Deux personnes ont été testées positives au nouveau coronavirus à l’intérieur des camps et placées à l’isolement, a indiqué le coordinateur sanitaire local Abu Toha Bhuiyan. Les autorités bangladaises ont renforcé les mesures de prévention et vont multiplier les tests.

L’un des deux patients est un réfugié rohingya et l’autre un Bangladais habitant dans les environs, a précisé par la suite un porte-parole de l’Organisation mondiale de la Santé (OMS). « Ils se sont tous deux présentés à des établissements médicaux gérés par des partenaires humanitaires », a déclaré à l’AFP Catalin Bercaru.

Les camps rohingyas, situés dans le district méridional de Cox’s Bazar, sont presque coupés du monde depuis début avril, les entrées et sorties étant réduites au minimum vital.

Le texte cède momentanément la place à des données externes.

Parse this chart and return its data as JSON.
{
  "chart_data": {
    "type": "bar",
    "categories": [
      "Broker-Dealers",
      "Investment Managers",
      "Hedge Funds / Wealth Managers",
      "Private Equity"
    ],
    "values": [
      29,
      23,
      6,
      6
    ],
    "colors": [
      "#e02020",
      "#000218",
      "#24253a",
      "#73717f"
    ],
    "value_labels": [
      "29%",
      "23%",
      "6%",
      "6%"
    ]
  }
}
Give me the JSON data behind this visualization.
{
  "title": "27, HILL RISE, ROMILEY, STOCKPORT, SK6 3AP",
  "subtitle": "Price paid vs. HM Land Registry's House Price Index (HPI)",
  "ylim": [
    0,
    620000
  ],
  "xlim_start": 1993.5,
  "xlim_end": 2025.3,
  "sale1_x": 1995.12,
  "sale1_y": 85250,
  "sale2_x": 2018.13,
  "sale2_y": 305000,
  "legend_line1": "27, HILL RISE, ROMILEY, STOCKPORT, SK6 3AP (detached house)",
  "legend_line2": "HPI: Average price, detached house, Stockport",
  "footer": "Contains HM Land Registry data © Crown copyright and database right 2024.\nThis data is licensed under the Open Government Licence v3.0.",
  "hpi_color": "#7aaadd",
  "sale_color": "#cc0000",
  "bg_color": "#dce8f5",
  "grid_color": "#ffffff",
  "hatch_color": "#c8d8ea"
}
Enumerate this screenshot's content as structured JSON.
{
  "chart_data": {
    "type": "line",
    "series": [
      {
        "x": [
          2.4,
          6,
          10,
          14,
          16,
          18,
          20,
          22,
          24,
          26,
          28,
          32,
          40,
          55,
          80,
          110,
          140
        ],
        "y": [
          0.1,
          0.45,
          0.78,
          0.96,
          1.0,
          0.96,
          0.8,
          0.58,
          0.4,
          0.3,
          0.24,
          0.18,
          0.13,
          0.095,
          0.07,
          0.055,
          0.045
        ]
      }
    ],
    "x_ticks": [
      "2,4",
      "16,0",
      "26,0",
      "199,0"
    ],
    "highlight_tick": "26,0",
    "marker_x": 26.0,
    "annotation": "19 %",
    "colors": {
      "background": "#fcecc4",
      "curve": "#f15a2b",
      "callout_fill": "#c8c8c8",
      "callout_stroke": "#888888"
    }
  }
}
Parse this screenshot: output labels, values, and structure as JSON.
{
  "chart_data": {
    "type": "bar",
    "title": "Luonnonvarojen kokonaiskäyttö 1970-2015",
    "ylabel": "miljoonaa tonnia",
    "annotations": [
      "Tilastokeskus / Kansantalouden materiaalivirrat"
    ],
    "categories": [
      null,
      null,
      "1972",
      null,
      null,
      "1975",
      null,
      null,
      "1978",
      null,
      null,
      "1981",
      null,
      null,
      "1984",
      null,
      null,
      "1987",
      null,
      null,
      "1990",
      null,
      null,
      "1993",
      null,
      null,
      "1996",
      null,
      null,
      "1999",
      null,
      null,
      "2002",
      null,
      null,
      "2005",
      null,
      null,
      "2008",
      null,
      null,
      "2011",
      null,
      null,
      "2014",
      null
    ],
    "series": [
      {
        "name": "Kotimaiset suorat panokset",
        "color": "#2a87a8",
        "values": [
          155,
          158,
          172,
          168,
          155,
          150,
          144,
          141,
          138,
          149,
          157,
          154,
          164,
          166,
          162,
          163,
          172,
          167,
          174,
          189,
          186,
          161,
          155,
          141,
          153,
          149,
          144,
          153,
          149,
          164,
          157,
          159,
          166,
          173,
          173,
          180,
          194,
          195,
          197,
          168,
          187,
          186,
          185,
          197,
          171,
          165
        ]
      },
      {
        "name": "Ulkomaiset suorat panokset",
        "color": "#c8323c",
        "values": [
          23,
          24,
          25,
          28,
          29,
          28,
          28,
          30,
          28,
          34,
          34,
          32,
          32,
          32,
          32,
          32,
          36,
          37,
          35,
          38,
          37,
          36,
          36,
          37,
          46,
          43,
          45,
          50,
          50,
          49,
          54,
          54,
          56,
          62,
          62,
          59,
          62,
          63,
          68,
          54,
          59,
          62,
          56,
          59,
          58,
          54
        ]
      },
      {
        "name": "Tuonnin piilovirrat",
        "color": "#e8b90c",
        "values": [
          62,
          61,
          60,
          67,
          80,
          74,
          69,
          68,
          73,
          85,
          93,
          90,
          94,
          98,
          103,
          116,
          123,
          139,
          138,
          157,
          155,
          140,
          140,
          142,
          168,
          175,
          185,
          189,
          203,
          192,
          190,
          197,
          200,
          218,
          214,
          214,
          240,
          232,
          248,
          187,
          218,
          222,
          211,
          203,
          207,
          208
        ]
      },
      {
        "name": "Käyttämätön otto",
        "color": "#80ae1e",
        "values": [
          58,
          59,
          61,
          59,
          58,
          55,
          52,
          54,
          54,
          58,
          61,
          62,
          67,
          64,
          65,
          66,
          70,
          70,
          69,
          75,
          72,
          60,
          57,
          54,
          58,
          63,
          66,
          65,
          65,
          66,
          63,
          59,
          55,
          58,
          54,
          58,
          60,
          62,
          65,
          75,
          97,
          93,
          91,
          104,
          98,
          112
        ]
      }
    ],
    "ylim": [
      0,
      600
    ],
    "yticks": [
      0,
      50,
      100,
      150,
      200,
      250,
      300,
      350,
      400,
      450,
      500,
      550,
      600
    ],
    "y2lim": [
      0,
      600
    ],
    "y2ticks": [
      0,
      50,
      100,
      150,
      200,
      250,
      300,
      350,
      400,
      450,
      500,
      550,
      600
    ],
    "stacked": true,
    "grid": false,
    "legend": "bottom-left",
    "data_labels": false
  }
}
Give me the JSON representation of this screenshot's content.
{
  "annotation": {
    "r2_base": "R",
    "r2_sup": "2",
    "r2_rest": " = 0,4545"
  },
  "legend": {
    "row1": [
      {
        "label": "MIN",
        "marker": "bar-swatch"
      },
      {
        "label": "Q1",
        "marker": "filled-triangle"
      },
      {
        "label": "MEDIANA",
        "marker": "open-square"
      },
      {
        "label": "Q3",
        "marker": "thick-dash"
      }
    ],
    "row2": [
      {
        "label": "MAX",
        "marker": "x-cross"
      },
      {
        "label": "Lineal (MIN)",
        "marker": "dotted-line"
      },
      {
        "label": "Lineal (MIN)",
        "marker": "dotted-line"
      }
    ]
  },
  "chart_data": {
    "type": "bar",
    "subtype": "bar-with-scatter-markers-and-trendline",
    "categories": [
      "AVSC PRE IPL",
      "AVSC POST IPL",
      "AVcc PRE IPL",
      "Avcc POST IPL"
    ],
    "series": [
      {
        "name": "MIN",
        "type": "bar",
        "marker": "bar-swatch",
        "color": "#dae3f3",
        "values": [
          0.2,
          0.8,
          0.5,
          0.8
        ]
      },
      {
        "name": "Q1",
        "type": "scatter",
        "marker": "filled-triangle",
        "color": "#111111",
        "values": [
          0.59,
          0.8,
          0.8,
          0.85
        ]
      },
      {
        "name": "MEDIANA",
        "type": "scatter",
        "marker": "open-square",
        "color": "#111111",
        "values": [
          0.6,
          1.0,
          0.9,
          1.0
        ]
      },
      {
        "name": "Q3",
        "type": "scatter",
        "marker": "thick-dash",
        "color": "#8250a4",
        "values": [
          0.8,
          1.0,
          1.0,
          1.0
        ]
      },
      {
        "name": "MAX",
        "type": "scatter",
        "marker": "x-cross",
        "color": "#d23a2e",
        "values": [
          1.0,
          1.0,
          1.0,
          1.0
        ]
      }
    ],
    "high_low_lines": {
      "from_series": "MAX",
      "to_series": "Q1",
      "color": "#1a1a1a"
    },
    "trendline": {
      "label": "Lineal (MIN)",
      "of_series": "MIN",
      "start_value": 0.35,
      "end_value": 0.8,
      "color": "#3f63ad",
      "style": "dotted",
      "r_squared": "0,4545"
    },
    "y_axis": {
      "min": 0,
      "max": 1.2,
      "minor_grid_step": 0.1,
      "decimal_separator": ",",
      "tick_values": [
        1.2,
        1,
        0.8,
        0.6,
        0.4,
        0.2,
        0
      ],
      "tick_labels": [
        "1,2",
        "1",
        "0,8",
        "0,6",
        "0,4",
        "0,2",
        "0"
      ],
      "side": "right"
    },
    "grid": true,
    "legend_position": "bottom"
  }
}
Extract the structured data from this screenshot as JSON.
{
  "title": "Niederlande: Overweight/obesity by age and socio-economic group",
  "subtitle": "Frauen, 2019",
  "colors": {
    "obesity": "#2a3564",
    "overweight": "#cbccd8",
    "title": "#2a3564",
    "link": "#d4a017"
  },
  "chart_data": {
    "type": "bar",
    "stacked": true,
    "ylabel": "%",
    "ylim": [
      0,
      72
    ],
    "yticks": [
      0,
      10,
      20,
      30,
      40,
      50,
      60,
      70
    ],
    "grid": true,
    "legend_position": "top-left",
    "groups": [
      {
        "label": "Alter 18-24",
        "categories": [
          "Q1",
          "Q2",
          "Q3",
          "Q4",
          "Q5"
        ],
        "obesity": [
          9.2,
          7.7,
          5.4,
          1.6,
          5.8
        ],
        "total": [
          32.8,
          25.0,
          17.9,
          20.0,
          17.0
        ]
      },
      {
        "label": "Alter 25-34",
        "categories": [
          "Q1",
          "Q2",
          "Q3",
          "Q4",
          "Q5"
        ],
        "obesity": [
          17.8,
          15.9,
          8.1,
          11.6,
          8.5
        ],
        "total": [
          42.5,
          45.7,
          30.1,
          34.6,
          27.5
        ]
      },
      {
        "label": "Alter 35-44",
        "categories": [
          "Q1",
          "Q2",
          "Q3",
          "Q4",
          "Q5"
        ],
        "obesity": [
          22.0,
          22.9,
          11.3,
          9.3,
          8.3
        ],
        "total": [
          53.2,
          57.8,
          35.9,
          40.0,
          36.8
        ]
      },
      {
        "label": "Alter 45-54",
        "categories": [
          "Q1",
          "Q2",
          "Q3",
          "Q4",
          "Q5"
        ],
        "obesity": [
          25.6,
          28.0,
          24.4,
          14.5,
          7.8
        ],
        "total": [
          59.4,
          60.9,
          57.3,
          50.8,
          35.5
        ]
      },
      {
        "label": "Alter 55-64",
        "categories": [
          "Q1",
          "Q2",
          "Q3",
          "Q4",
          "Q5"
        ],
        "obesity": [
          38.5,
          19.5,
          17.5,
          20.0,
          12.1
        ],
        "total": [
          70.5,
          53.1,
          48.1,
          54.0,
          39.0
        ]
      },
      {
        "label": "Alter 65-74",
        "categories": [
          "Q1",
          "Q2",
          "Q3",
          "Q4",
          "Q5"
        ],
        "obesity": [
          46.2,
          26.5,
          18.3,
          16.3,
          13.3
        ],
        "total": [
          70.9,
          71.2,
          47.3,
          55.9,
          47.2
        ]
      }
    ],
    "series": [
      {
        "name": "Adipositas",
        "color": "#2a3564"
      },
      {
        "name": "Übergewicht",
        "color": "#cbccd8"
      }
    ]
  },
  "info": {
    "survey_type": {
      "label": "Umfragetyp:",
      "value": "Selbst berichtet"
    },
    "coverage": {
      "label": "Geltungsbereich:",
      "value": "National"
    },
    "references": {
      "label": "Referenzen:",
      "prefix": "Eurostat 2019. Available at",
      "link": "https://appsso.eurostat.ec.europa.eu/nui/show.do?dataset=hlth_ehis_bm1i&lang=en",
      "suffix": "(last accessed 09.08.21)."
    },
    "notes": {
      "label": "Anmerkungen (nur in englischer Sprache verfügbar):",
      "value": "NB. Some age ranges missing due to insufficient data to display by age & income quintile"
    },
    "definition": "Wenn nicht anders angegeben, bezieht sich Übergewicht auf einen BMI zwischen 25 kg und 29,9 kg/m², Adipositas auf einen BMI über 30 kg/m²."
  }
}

Dacca a obligé les organisations humanitaires officiant sur place à réduire de 80% leur personnel présent dans les camps.

Le Bangladesh compte à ce stade 283 morts du Covid-19 pour près de 19.000 cas confirmés, des chiffres inférieurs à la réalité selon les experts. Un confinement national est en vigueur depuis le 26 mars à travers cette nation d’Asie du Sud.